La France a connu durant 120 ans un fort développement industriel fondé sur les bassins charbonniers et sidérurgiques. Deux catégories de zones industrielles s'étaient développées :
- les zones d’industries lourdes et manufacturières, soit sur les bassins houillers, soit dans les ports d’estuaires et de rades (Marseille, Le Havre, Dunkerque, Nantes), soit encore à proximité de quelques grandes métropoles marchandes (Lyon, Paris, Lille-Roubaix-Tourcoing, Toulouse et Grenoble), où se multipliérent les usines textiles, d’automobiles et de constructions mécaniques, attirant une forte population étrangère immigrée;
- des zones d'industries diffuses héritées de la petite industrie métallurgique et mécanique, dans le Nord, les vallées ardennaises, la Haute Saône, le Territoire de Belfort et Monbéliard, dans le sud de l’Alsace ainsi que dans la vallée de la Loire, le Nivernais, les zones de Montluçon-Commentry, du Creusot et de Gueugnon (avec des forges demeurées longtemps très célèbres) et, enfin, dans le Bassin de Saint-Etienne, berceau des chemins de fer français.
Au XXè siècle se sont ajoutées les industries lourdes pétrolières et chimiques, les constructions navales à Dunkerque, au Havre, à Saint-Nazaire et à Nantes, à Brest, au Boucau près de Bayonne et autour de Marseille (La Ciotat, Toulon), la sidérurgie et la pétroléochimie « sur l’eau », à l’époque dite des « trente glorieuses » (1950-1980).
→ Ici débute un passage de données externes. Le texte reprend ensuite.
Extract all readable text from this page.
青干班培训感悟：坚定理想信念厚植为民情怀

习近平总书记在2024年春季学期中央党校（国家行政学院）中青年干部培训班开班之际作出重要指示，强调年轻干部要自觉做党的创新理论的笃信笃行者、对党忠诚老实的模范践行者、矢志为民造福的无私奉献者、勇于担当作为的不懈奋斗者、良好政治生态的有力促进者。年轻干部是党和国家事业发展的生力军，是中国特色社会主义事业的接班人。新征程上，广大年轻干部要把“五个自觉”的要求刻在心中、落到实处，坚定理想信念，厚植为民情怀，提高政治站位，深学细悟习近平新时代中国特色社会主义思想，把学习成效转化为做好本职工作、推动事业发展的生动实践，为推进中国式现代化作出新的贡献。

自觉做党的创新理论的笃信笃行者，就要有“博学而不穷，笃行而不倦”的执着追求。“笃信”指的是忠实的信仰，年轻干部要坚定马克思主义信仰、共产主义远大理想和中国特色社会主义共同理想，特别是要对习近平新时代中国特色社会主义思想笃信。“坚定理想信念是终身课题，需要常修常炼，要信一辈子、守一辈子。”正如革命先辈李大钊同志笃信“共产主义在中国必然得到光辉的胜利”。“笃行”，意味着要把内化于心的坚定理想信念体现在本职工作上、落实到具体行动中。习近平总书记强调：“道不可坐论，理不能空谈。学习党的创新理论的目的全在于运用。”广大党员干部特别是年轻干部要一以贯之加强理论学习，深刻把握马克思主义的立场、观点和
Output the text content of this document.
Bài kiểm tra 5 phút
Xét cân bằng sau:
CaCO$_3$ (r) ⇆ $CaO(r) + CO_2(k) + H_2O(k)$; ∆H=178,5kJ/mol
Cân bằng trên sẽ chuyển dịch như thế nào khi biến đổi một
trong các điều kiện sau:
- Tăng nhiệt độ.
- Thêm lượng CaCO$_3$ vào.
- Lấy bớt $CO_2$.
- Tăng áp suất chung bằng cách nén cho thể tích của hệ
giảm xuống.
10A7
De puissantes raffineries se sont installées sur la Basse Seine, la Basse Loire, autour de l’Étang de Berre (avec les ports pétroliers spécialisés de Lavera, Fos, Berre-l’Étang) et, enfin, à Dunkerque (complexe industriel-portuaire).

Des oléoducs transportent les produits raffinés dans l’intérieur et, sur leur trajet, se sont implantées des usines pétroléochimiques. À cela s’est ajoutée l’industrie d’extraction de gisements d’uranium et de traitement du minerai, d’enrichissement et de retraitement des déchets permettant à la France d’être l’une des plus grandes productrices d’électricité nucléaire au monde, tout en exploitant aussi pétrole et gaz naturel, dont les gisements nationaux de Lacq (sud de l'Aquitaine) et de Pechelbronn (Alsace) sont toutefois épuisés ou en voie d'épuisement. Le nucléaire, associé aux exploitations pétrolières et gazières de mer du Nord qui dépendent de compagnies françaises, a procuré à la France une relative indépendance énergétique vis-à-vis des producteurs du Proche-Orient. Depuis 1950, les bassins houillers ont connu un déclin continu et inexorable ; seuls subsistent encore en extraction le Bassin houiller lorrain, proche de Sarrebrück, et le petit bassin de Gardanne près de Marseille.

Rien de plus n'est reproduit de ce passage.